- Directed by: David Keith
- Written by: Alisdair Cook David Keith Liam Matheson
- Starring: Calum Booth Claire McCulloch Steve Worsley Richard Currie Liam Matheson
- Release date: May 11, 2011 (Cannes);
- Country: United Kingdom
- Language: English

= Attack of the Herbals =

Attack of the Herbals (also known as Attack of the Nazi Herbals) is a 2010 Scottish horror comedy directed by David Keith from a screenplay written by David Ryan Keith, Liam Matheson and Alisdair Cook. It stars Calum Booth, Claire McCulloch, Steve Worsley, Richard Currie, and Liam Matheson.
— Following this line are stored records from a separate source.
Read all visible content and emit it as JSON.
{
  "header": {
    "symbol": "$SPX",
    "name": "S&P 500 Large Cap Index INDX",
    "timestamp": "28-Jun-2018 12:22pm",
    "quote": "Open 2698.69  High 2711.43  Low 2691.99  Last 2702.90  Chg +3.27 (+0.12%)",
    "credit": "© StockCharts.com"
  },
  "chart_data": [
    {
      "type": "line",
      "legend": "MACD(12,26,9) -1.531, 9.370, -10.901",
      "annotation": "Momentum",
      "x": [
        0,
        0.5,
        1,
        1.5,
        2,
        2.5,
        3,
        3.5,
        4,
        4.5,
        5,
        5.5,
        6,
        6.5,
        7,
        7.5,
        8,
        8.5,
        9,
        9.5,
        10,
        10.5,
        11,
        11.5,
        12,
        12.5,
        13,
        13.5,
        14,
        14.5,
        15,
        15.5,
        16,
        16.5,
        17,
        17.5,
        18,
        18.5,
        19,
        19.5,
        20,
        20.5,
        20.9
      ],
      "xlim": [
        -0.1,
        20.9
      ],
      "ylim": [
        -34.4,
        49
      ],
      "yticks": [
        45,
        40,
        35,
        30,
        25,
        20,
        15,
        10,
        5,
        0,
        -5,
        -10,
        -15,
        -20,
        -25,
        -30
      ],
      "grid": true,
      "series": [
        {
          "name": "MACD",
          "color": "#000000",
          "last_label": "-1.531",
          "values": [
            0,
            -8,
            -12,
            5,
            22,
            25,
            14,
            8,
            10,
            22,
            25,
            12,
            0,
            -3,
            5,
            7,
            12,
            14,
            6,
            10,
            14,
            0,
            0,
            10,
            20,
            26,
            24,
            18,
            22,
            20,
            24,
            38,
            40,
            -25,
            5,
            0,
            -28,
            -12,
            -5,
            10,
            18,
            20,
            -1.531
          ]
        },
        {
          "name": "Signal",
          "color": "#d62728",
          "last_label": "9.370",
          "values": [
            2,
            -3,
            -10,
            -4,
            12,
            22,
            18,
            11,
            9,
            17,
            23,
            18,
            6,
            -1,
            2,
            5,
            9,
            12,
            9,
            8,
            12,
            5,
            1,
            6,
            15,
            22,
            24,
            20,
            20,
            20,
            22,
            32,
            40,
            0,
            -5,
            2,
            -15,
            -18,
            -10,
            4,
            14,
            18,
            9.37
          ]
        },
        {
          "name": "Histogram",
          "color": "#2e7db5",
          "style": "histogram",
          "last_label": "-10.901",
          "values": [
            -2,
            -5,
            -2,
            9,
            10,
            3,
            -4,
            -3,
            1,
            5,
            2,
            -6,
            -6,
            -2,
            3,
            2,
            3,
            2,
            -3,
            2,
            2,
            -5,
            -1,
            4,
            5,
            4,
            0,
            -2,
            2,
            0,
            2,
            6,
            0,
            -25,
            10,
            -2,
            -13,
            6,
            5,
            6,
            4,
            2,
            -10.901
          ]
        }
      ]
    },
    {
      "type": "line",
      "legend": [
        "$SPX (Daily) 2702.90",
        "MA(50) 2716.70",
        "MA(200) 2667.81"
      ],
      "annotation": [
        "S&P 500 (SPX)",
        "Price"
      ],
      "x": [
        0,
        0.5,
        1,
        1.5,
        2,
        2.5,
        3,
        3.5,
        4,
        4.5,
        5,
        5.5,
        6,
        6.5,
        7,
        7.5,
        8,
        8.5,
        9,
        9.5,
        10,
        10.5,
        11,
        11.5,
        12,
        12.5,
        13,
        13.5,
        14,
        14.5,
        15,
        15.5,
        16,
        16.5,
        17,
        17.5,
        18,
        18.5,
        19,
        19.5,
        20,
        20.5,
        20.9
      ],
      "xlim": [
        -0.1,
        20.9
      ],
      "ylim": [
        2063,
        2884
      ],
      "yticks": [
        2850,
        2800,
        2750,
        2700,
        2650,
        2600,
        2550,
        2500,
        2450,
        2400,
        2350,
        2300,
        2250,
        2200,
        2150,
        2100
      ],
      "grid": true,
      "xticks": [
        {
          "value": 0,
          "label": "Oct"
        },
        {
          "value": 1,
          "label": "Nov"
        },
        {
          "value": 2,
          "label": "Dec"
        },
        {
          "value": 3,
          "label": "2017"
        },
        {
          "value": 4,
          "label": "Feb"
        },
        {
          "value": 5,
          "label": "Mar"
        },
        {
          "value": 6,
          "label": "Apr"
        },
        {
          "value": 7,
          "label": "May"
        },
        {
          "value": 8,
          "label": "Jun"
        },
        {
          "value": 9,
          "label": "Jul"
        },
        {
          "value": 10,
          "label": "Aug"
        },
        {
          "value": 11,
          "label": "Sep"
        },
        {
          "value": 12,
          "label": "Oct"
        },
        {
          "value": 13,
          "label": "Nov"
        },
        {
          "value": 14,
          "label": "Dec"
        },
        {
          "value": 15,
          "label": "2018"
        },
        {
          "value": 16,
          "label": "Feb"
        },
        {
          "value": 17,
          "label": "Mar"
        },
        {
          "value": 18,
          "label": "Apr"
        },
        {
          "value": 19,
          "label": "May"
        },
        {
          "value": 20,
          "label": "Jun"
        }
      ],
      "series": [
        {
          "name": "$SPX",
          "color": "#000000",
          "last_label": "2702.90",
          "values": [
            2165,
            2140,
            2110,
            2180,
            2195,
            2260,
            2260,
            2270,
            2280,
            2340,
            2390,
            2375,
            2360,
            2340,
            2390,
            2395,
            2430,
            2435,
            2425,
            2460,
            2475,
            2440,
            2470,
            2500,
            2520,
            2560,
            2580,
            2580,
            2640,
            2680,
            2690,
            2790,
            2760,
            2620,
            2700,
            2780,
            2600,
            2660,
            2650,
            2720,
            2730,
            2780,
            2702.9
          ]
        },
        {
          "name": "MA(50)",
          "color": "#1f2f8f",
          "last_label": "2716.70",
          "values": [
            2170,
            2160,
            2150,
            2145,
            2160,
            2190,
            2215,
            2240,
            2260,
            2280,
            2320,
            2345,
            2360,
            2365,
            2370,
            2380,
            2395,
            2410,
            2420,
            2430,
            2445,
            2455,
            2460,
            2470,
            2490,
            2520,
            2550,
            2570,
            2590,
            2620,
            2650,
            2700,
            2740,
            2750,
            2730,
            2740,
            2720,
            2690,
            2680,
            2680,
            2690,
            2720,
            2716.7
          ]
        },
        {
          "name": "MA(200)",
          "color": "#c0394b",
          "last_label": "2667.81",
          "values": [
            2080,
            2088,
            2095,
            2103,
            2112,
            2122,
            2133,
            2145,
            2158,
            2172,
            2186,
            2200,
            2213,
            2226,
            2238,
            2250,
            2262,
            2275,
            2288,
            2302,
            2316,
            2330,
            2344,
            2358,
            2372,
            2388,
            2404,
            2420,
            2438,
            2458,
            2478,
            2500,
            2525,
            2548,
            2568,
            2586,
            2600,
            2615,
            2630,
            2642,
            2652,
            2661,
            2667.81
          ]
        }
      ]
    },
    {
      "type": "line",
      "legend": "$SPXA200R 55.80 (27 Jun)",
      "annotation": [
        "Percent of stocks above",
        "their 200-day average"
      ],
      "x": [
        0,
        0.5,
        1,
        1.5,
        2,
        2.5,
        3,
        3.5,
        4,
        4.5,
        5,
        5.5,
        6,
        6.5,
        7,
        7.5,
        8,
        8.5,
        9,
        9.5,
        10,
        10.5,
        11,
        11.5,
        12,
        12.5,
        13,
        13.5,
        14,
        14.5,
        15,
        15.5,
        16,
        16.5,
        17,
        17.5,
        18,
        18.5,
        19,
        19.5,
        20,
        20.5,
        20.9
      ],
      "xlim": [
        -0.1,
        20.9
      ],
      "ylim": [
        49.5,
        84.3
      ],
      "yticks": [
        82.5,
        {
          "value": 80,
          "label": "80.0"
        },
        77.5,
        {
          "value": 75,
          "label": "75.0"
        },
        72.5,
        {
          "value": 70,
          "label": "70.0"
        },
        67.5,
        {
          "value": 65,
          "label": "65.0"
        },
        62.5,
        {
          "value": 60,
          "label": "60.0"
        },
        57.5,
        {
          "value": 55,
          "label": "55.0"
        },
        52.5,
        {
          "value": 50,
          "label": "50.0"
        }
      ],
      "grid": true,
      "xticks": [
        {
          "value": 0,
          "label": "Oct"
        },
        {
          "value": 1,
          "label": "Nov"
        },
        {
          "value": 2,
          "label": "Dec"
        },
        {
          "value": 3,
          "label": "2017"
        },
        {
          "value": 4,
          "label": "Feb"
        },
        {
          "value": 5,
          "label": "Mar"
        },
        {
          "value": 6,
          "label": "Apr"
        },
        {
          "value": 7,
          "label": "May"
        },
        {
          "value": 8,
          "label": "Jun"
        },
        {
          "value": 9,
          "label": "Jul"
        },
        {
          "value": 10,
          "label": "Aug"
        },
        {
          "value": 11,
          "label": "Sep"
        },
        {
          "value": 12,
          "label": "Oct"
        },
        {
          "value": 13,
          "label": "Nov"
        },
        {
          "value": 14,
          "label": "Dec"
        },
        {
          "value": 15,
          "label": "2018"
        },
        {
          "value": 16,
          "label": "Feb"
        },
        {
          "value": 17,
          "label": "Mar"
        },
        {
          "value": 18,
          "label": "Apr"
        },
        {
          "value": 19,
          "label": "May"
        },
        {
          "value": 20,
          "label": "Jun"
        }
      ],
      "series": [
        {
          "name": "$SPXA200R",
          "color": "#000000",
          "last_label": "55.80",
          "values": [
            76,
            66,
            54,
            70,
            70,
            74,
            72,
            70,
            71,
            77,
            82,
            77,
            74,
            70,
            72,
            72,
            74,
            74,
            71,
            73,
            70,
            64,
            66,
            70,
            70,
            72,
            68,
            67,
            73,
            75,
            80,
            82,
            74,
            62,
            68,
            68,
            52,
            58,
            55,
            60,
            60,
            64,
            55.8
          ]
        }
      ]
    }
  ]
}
The film is about a group of locals who try to save Lobster Cove, their sleepy village, from disruption caused by a plan to build a new supermarket complex.

==Premise==
Set in a small Scottish village named Lobster Cove, the local community is enraged when a retailer is granted permission to build their supermarket complex on a nature spot. A WW2 German crate is discovered washed up on shore and one of the group makes tea out of it.

Some of the local residents band together to create a herbal-tea cottage industry as a way to raise funds to fight the retailer. The tea proves incredibly popular and with its rejuvenating properties the elderly are finding a new lease of life. Unfortunately, there are side-effects.

==Cast==
- Calum Booth as Jackson McGregor
- Claire McCulloch as Jenny Robertson
- Steve Worsley as Russell Wallace
- Richard Currie as Steve Roadrunner Robertson
- Liam Matheson as Bennett Campbell
- Lee Hutcheon as Danny the Pincer

==Production==
Attack of the Herbals was filmed in and around Aberdeen, Scotland, on a single Canon 5D with follow focus. Much of the film focuses on the Aberdeen harbour area.

The music is by Leah Kardos, who collaborated with David Keith on previous works,  two short films called "Demonic" and "Dead Funny".

==Release==
Camelot Entertainment Group have gained distribution rights to Attack of the Herbals. Darknight Pictures, a division of Camelot Entertainment, confirmed they were to auction Attack of the Herbals at the 2011 Cannes Film Festival.

==Reception==
Robert Cherkowski of Filmstarts found Attack of the Herbals to be "a likeable project" though "rather bland for long stretches". Horrornews.net reviewer Dave Gammon called the film "a fine balance of terror and knee slapping fancy". In the book Book of the Dead: The Complete History of Zombie Cinema, the author Jamie Russell said Attack of the Herbals was a "redundantly anodyne" work that blends elements of Local Hero and The Crazies.

Empires Kim Newman said the film leans a bit too heavily on Shaun of the Dead though manages to be amusing at times. VideoHound gave the film one star. Regarding the film poster, The Hollywood Reporters Kevin Cassidy called it the "Best Use of an Unscary Beverage in a Horror Movie".